2023 and 2024 have been two of the worst years; 2023 I lost my mother & had to of my fur babies stolen from me, and at the end of 2024 I lost my dad. So I wrote a letter and sent it out to the universe

Dear 2025,

Can you hear me?

Can you feel the weight of the words

I’ve held inside for so long,

A weight too heavy for the heart to carry alone?

Can you see the shattered pieces of my soul,

Each one held together only by the faintest thread of hope?

This is a letter to you,

A letter of plea,

A letter to the future,

Begging for some peace,

A break from the storms that have battered me so relentlessly.

 

2024 began with my daddy fighting to live,

Fighting for another chance at a life

That had already been stripped of so much.

He never wanted to leave us,

Never wanted to leave me, 

He just wanted to silence the pain,

Chase away the demons that haunted him.

Wanted to escape the night he tried to save her,

The night she left us to mourn in her absence.

 

2024 ended in the quiet of finality,

The kind that shakes you to the core,

When the person you loved more than anything

Slips away into the cold grip of forever.

And I stood there,

Holding on to fragments of a past I couldn’t keep,

Trying to breathe through the suffocating weight of grief.

I thought I was prepared—

But I wasn’t.

The world doesn’t feel right anymore,

Like something crucial is missing,

Like a piece of the sky has fallen away.

The air is heavy now.

Each step I take feels weighted,

The ground beneath me unstable.

I wasn’t ready to lose him,

 

How can I be expected to let him go

When I never had the chance to say goodbye?

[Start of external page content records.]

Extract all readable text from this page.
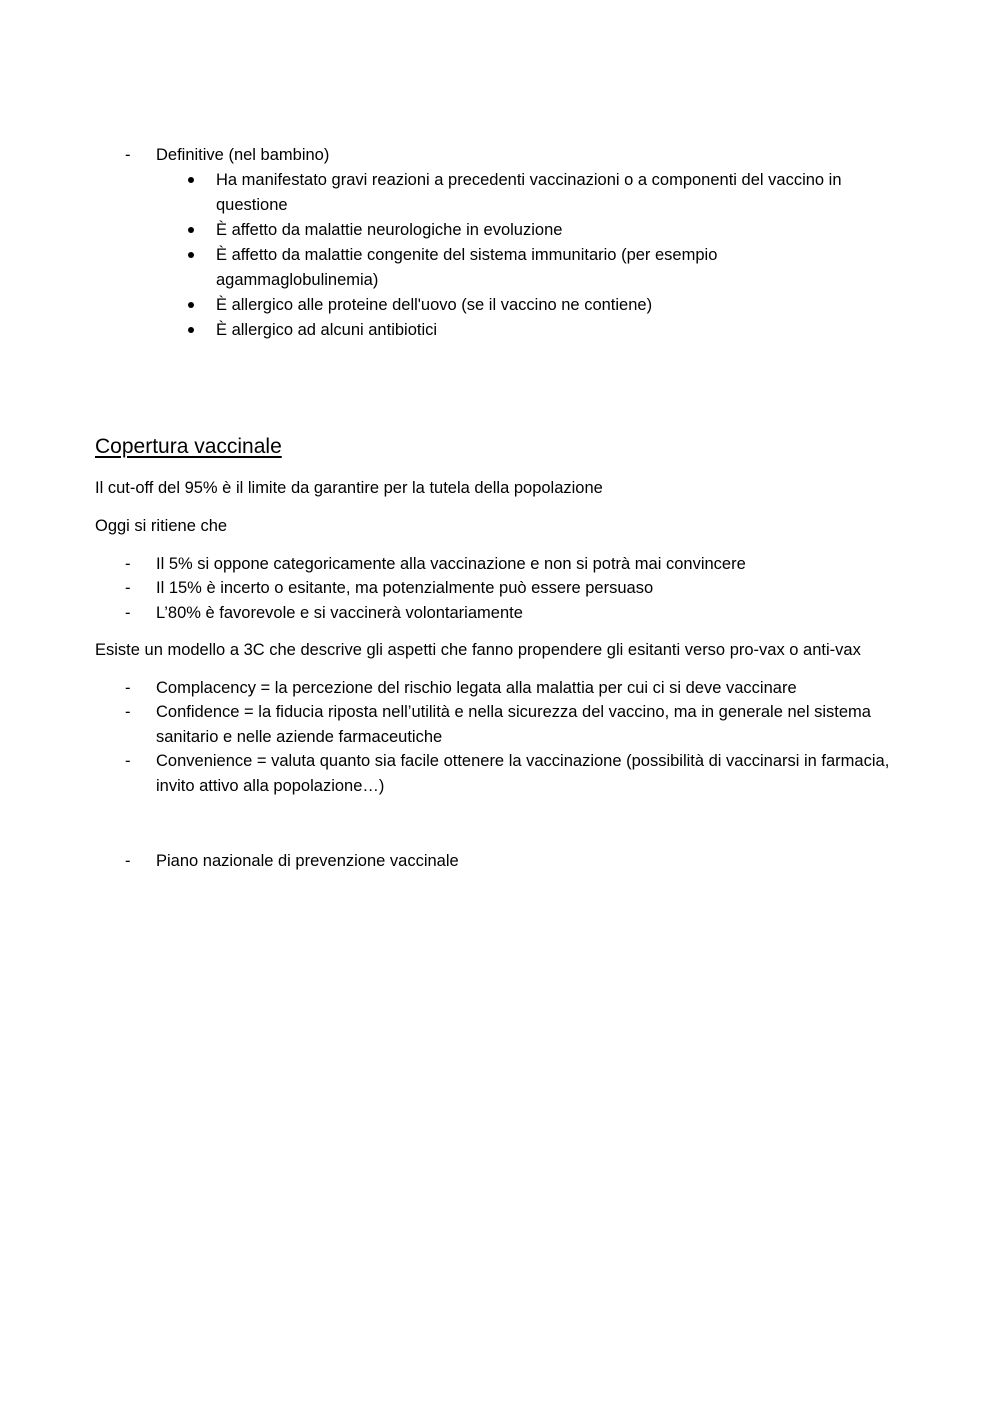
- Definitive (nel bambino)
Ha manifestato gravi reazioni a precedenti vaccinazioni o a componenti del vaccino in
questione
È affetto da malattie neurologiche in evoluzione
È affetto da malattie congenite del sistema immunitario (per esempio
agammaglobulinemia)
È allergico alle proteine dell'uovo (se il vaccino ne contiene)
È allergico ad alcuni antibiotici
Copertura vaccinale
Il cut-off del 95% è il limite da garantire per la tutela della popolazione
Oggi si ritiene che
- Il 5% si oppone categoricamente alla vaccinazione e non si potrà mai convincere
- Il 15% è incerto o esitante, ma potenzialmente può essere persuaso
- L’80% è favorevole e si vaccinerà volontariamente
Esiste un modello a 3C che descrive gli aspetti che fanno propendere gli esitanti verso pro-vax o anti-vax
- Complacency = la percezione del rischio legata alla malattia per cui ci si deve vaccinare
- Confidence = la fiducia riposta nell’utilità e nella sicurezza del vaccino, ma in generale nel sistema
sanitario e nelle aziende farmaceutiche
- Convenience = valuta quanto sia facile ottenere la vaccinazione (possibilità di vaccinarsi in farmacia,
invito attivo alla popolazione…)
- Piano nazionale di prevenzione vaccinale
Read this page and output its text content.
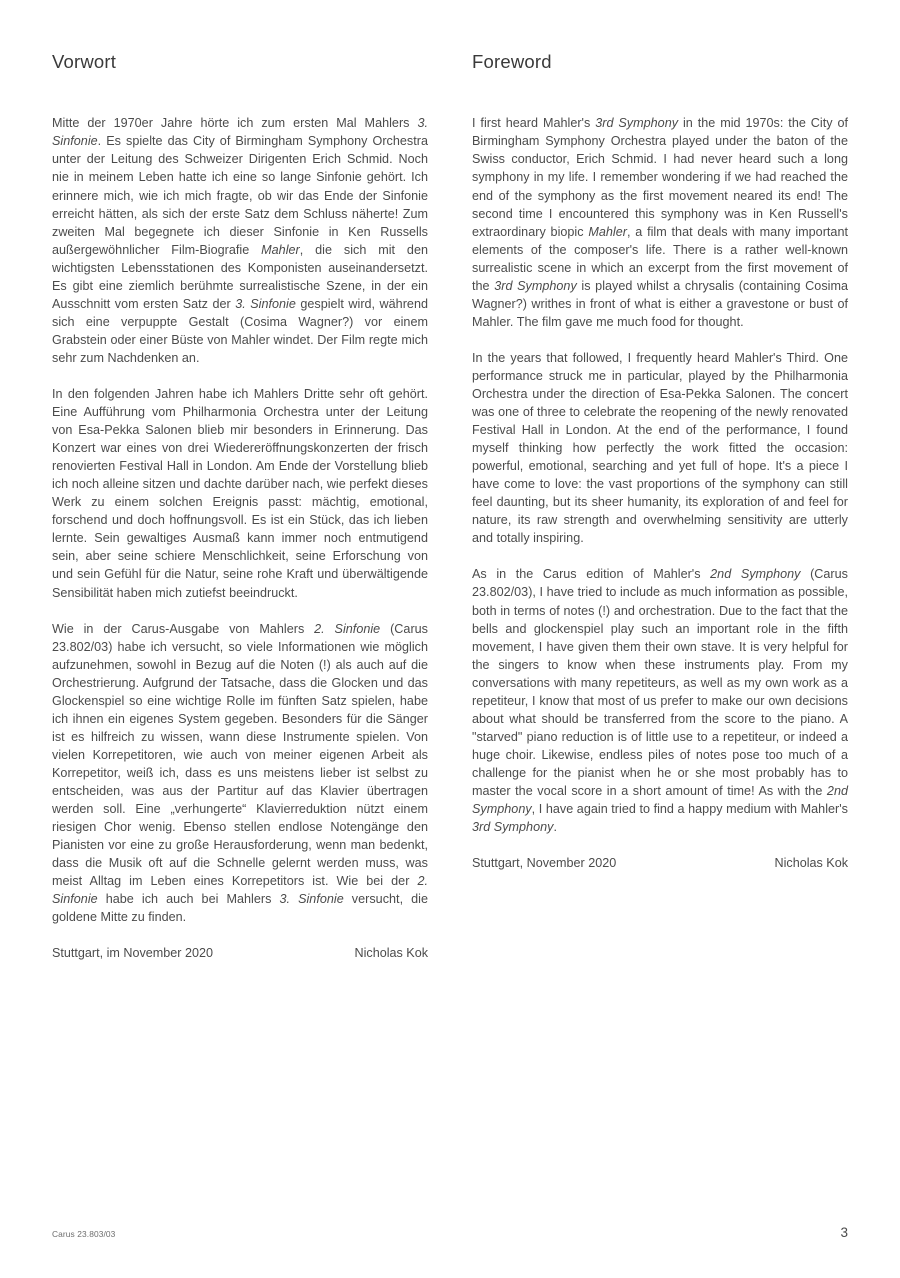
Vorwort

Mitte der 1970er Jahre hörte ich zum ersten Mal Mahlers 3. Sinfonie. Es spielte das City of Birmingham Symphony Orchestra unter der Leitung des Schweizer Dirigenten Erich Schmid. Noch nie in meinem Leben hatte ich eine so lange Sinfonie gehört. Ich erinnere mich, wie ich mich fragte, ob wir das Ende der Sinfonie erreicht hätten, als sich der erste Satz dem Schluss näherte! Zum zweiten Mal begegnete ich dieser Sinfonie in Ken Russells außergewöhnlicher Film-Biografie Mahler, die sich mit den wichtigsten Lebensstationen des Komponisten auseinandersetzt. Es gibt eine ziemlich berühmte surrealistische Szene, in der ein Ausschnitt vom ersten Satz der 3. Sinfonie gespielt wird, während sich eine verpuppte Gestalt (Cosima Wagner?) vor einem Grabstein oder einer Büste von Mahler windet. Der Film regte mich sehr zum Nachdenken an.

In den folgenden Jahren habe ich Mahlers Dritte sehr oft gehört. Eine Aufführung vom Philharmonia Orchestra unter der Leitung von Esa-Pekka Salonen blieb mir besonders in Erinnerung. Das Konzert war eines von drei Wiedereröffnungskonzerten der frisch renovierten Festival Hall in London. Am Ende der Vorstellung blieb ich noch alleine sitzen und dachte darüber nach, wie perfekt dieses Werk zu einem solchen Ereignis passt: mächtig, emotional, forschend und doch hoffnungsvoll. Es ist ein Stück, das ich lieben lernte. Sein gewaltiges Ausmaß kann immer noch entmutigend sein, aber seine schiere Menschlichkeit, seine Erforschung von und sein Gefühl für die Natur, seine rohe Kraft und überwältigende Sensibilität haben mich zutiefst beeindruckt.

Wie in der Carus-Ausgabe von Mahlers 2. Sinfonie (Carus 23.802/03) habe ich versucht, so viele Informationen wie möglich aufzunehmen, sowohl in Bezug auf die Noten (!) als auch auf die Orchestrierung. Aufgrund der Tatsache, dass die Glocken und das Glockenspiel so eine wichtige Rolle im fünften Satz spielen, habe ich ihnen ein eigenes System gegeben. Besonders für die Sänger ist es hilfreich zu wissen, wann diese Instrumente spielen. Von vielen Korrepetitoren, wie auch von meiner eigenen Arbeit als Korrepetitor, weiß ich, dass es uns meistens lieber ist selbst zu entscheiden, was aus der Partitur auf das Klavier übertragen werden soll. Eine „verhungerte“ Klavierreduktion nützt einem riesigen Chor wenig. Ebenso stellen endlose Notengänge den Pianisten vor eine zu große Herausforderung, wenn man bedenkt, dass die Musik oft auf die Schnelle gelernt werden muss, was meist Alltag im Leben eines Korrepetitors ist. Wie bei der 2. Sinfonie habe ich auch bei Mahlers 3. Sinfonie versucht, die goldene Mitte zu finden.

Stuttgart, im November 2020	Nicholas Kok
Foreword

I first heard Mahler's 3rd Symphony in the mid 1970s: the City of Birmingham Symphony Orchestra played under the baton of the Swiss conductor, Erich Schmid. I had never heard such a long symphony in my life. I remember wondering if we had reached the end of the symphony as the first movement neared its end! The second time I encountered this symphony was in Ken Russell's extraordinary biopic Mahler, a film that deals with many important elements of the composer's life. There is a rather well-known surrealistic scene in which an excerpt from the first movement of the 3rd Symphony is played whilst a chrysalis (containing Cosima Wagner?) writhes in front of what is either a gravestone or bust of Mahler. The film gave me much food for thought.

In the years that followed, I frequently heard Mahler's Third. One performance struck me in particular, played by the Philharmonia Orchestra under the direction of Esa-Pekka Salonen. The concert was one of three to celebrate the reopening of the newly renovated Festival Hall in London. At the end of the performance, I found myself thinking how perfectly the work fitted the occasion: powerful, emotional, searching and yet full of hope. It's a piece I have come to love: the vast proportions of the symphony can still feel daunting, but its sheer humanity, its exploration of and feel for nature, its raw strength and overwhelming sensitivity are utterly and totally inspiring.

As in the Carus edition of Mahler's 2nd Symphony (Carus 23.802/03), I have tried to include as much information as possible, both in terms of notes (!) and orchestration. Due to the fact that the bells and glockenspiel play such an important role in the fifth movement, I have given them their own stave. It is very helpful for the singers to know when these instruments play. From my conversations with many repetiteurs, as well as my own work as a repetiteur, I know that most of us prefer to make our own decisions about what should be transferred from the score to the piano. A "starved" piano reduction is of little use to a repetiteur, or indeed a huge choir. Likewise, endless piles of notes pose too much of a challenge for the pianist when he or she most probably has to master the vocal score in a short amount of time! As with the 2nd Symphony, I have again tried to find a happy medium with Mahler's 3rd Symphony.

Stuttgart, November 2020	Nicholas Kok
Carus 23.803/03	3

How can the world expect me to move on

When all I have left are empty echoes

Of voices that should still be here?

 

2023 and 2024—

They broke me,

Left me in pieces I can’t seem to put back together.

I’ve been searching,

Chasing after fragments of myself,

But every day feels like a reminder

That there’s a part of me

That will never be whole again.

 

2023 took so much,

The loss of my mother,

The absence of my fur babies—

Two of them stolen from me,

Taken from their home, my heart,

Leaving behind only emptiness,

Their absence a constant ache.

 

Life has been a battle for so long,

A battle I never asked for,

One I didn’t choose,

But one I couldn’t avoid.

It strips you raw,

Tears at the very fabric of your soul,

Leaves you gasping for air,

Wondering how much more you can take.

I’m tired—so tired—

Of the endless climb,

Of fighting when all I want is rest.

Of pushing through each day,

Wondering if this will be the one

That finally breaks me.

If the world could stop,

Just for a minute,

If everything could just pause,

I would fall to my knees

And beg for a moment to breathe.

Just a moment to stop the bleeding,

A moment to remember how it feels

To live without the constant weight of loss

Pressing down on me.

 

But I can’t take much more.

My heart can’t bear another loss.

Not another goodbye.

2025, please hear me,

Go easy on me.

I’m not asking for much—

Just a chance to heal,

A chance to breathe.

The year ahead looms large,

Filled with “firsts” without my dad,

The first birthday,

The first holiday,

Accepting that I’ll never hear his voice again. 

I don’t know how to navigate this new world,

This world where his voice is silent,

Where his laughter is just an echo in my mind.

I don’t know how to keep going

When every step forward feels like a mountain.

I’m already weary,

Already running on empty.

And still, I have to be there for my daughter,

To be the mother she needs to be. 

 

So please, 2025,

Don’t take anyone else from me.

Don’t steal another piece of my heart.

Maybe, just maybe,

You could bring my cats home to me.

The ones who were taken,

The ones who belong by my side.

Life would be a little easier.

 

The walls are closing in,

Suffocating me under the weight of what I’ve lost.

I can feel the pressure building,

Trapping me in a prison of “what-ifs.”

What if they’re still out there,

Lost and alone,

Crying for help,

Their voices unheard?

What if I never see them again?

My heart breaks over and over,

The ache never fading,

The pain never going away.

 

So, 2025,

I ask you,

With everything I have left,

Please go easy on me.

Don’t tear me apart again.

Don’t rob me of another person I love.

Don’t break me—

Because I’m not sure how much more I can take.

I’m not strong enough anymore.

I need a break.

A fresh start.

 

Please let this be the year

Where I can finally breathe again.

Let this be the year where my life doesn’t feel

Like a never-ending crisis,

Like the world is collapsing around me.

I need a year where I can find peace,

Where I can rebuild,

Where I can feel the hope of tomorrow.

 

I promise to stay open,

To stay ready for anything you have in store.

I promise to embrace the unknown,

To take risks,

To use my voice.

I won’t let opportunities slip away.

I won’t be afraid of what comes next.